ATE protocol refinement: throw away type-ahead following a message box, possibly eliminating situations where characters typed ahead of the message box no longer make sense after it.

1399.7.2

ATE Network Delay / user interface refinement.

1399.6.1

Windows bug fix: close resource leaks.

1399.6.2

Server-side ATE aux port printing refinement: server now waits for acknowledgement from client to indicate that it is ready to receive commands after printing. This closes a window of opportunity for an ATE command timeout in the application if it proceeded to perform an operation that required an ATE response while the user was stuck in some dialog created by the printer driver.

1399.6.3

Minor refinements to client-side ATE socket activity tracing.

1399.5.1

XTREE bug fix: Correct ATE multi-XTREE optimization problem resulting in the possible disappearance of trailing rows during a re-entry. Introduced in 1398.4.

1399.5.2

XTREE bug fix: double-clicking on a "U" (update only) cell wasn't triggering the row-selection exit—i.e. was waiting for ENTER.

1399.4.1

Compiler bug fix (edit 739) - ++PRAGMA BEGIN_GLOBAL sections were in some cases failing to ever get compiled.
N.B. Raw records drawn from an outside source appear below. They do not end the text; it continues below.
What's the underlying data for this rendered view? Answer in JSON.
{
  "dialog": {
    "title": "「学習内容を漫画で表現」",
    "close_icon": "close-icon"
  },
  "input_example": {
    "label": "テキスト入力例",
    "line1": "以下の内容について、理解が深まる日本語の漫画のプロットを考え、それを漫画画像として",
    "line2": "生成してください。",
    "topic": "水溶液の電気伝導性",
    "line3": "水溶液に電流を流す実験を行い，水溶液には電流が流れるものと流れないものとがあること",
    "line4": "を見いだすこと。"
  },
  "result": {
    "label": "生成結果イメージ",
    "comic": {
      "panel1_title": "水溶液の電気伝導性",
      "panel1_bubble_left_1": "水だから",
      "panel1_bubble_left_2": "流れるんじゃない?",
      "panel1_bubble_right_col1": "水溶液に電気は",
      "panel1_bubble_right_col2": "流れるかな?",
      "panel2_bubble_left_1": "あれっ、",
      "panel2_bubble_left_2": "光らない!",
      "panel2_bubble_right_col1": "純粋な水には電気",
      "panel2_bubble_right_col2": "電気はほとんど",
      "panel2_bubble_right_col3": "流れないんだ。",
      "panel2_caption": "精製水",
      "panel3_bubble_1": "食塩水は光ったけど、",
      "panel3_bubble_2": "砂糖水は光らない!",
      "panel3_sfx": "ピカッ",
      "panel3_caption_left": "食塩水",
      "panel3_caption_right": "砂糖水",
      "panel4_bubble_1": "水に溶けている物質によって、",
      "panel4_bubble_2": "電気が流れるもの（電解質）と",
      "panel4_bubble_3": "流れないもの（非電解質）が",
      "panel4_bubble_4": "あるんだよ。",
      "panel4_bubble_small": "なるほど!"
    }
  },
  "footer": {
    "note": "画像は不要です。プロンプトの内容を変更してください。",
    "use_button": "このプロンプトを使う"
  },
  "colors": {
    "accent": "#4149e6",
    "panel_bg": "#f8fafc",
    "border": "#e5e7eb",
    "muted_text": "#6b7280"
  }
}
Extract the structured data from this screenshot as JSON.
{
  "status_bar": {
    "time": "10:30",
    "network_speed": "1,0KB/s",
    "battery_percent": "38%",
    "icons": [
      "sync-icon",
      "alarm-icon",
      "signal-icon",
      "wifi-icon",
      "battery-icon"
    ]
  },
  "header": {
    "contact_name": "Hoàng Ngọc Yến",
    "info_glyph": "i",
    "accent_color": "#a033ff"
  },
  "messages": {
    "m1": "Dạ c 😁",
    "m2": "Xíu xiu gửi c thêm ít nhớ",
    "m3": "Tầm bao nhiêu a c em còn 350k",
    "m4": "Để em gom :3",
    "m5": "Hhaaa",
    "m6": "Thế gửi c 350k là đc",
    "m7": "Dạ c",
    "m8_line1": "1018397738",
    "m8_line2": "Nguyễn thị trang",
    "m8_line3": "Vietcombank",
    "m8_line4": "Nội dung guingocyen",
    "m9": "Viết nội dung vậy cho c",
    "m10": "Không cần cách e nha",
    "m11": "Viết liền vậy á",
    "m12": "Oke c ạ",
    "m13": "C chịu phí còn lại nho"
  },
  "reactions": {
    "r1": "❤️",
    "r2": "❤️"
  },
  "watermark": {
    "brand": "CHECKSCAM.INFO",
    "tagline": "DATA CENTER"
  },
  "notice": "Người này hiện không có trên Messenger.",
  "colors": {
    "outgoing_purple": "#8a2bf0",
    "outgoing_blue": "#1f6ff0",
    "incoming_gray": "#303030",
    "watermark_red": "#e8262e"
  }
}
Problem was introduced in compiler edit 738.

1399.4.2

Minor ATE trace refinement: now logs user response to the "communication may be broken" dialog and flushes the "wait on socket" trace every 5 seconds.

1399.3.1

Bug fix: passing an uninitialized dynamic variable as a parameter to an XCALL or function was generating a bogus error #64.

1399.3.2

ATE tracing refinement: network read operation now traced, to determine whether an apparent hang occurs in the network read.

1399.2.1

AUI_CONTROL refinement: custom drawn static controls (MBF_STATIC with MBF2_CUSTDRAW) now support tab expansion.

1399.1

ATE tracing refinement: now shows # bytes received in each network read.

1399.0.1

New miame.ini option: ATETIMEOUT=<milliseconds>. This allows you to change the default ATE command/response time out from the standard 7500 milliseconds to something else. Depending on your network, you may find that 7500 is too low, producing spurious timeout conditions, or too high.

1399.0.2

Improved ATE handshaking: When both server and client are 6.1.1399+, server sends the client its process id and clock time on connection. Client uses the clock time to adjust the timestamps in the client-side ashlog to match the server's clock. It also logs the server process ID in the client log. Both of these logging refinements make it easier to match up server and client log entries.

1399.0.3

Improved ATE logging: in addition to the above item, the client is somewhat more consistent/verbose about logging the reason/trigger for the session termination.

1399.0.4

XTREE bug fix/refinement: Ctrl+Click on an extended checkbox column (T+) now works for clearing as well as setting a block of checkboxes. Previously it only worked for setting them.

1399.0.5

ATE enhancement: Implement an ATE No Activity Message in AG_HOLDKBD.

1399.0.6

ATE SSH receive buffer size increased from 64K to 128K, possibly increasing throughput in some streaming situations, such as auxiliary port output.

1399.0.7

AUI_MENU bug fix: the MNUOP_POP opcode (display previously-defined context menu) was failing to disable the command-response timer, thus possibly leading to timeouts and miscommunication between the server and client if the user hesitated for more than the ATE timeout period (default 7.5 seconds) while looking at the menu.

1399.0.8

MX_AGWRAPPER enhancement: the wrapper routine now handles certain ZTERM legacy commands (AG_FTP, AG_SHLEXEC and AG_WINEXEC) more robustly than before. These commands differ from the standard ATE commands for which MX_AGWRAPPER was designed because they only return a single character, rather than a string with a CR terminator. Previously these worked fine in the case of success, because the successful code of chr(13) matched the response termination character expected by AG_MXWRAPPER. But in the case of failure, the chr(3) response would either abort the program or would be ignored. Now the single character error response (chr(3)) is returned in the MX_AGWRAPPER response parameter, as you would normally expect when using MX_AGWRAPPER.

1399.0.91

TabX refinement/workaround: If the user somehow manages to click on a tab label in such a way that the event code trigger is bypassed and consequently the application doesn't know to switch panels, resulting in a mismatch between the actual panel displayed and the highlighted label, you can now rectify the situation by just re-clicking on the correct label. This is a rare situation, generally only possible if clicking rapidly on the labels while other control updating operations are occurring within the TABX control. When it did occur, it previously caused more headache because clicking on the correct label typically caused confusion in the application, which thought that the specified panel was already the active one, thus rejecting the click.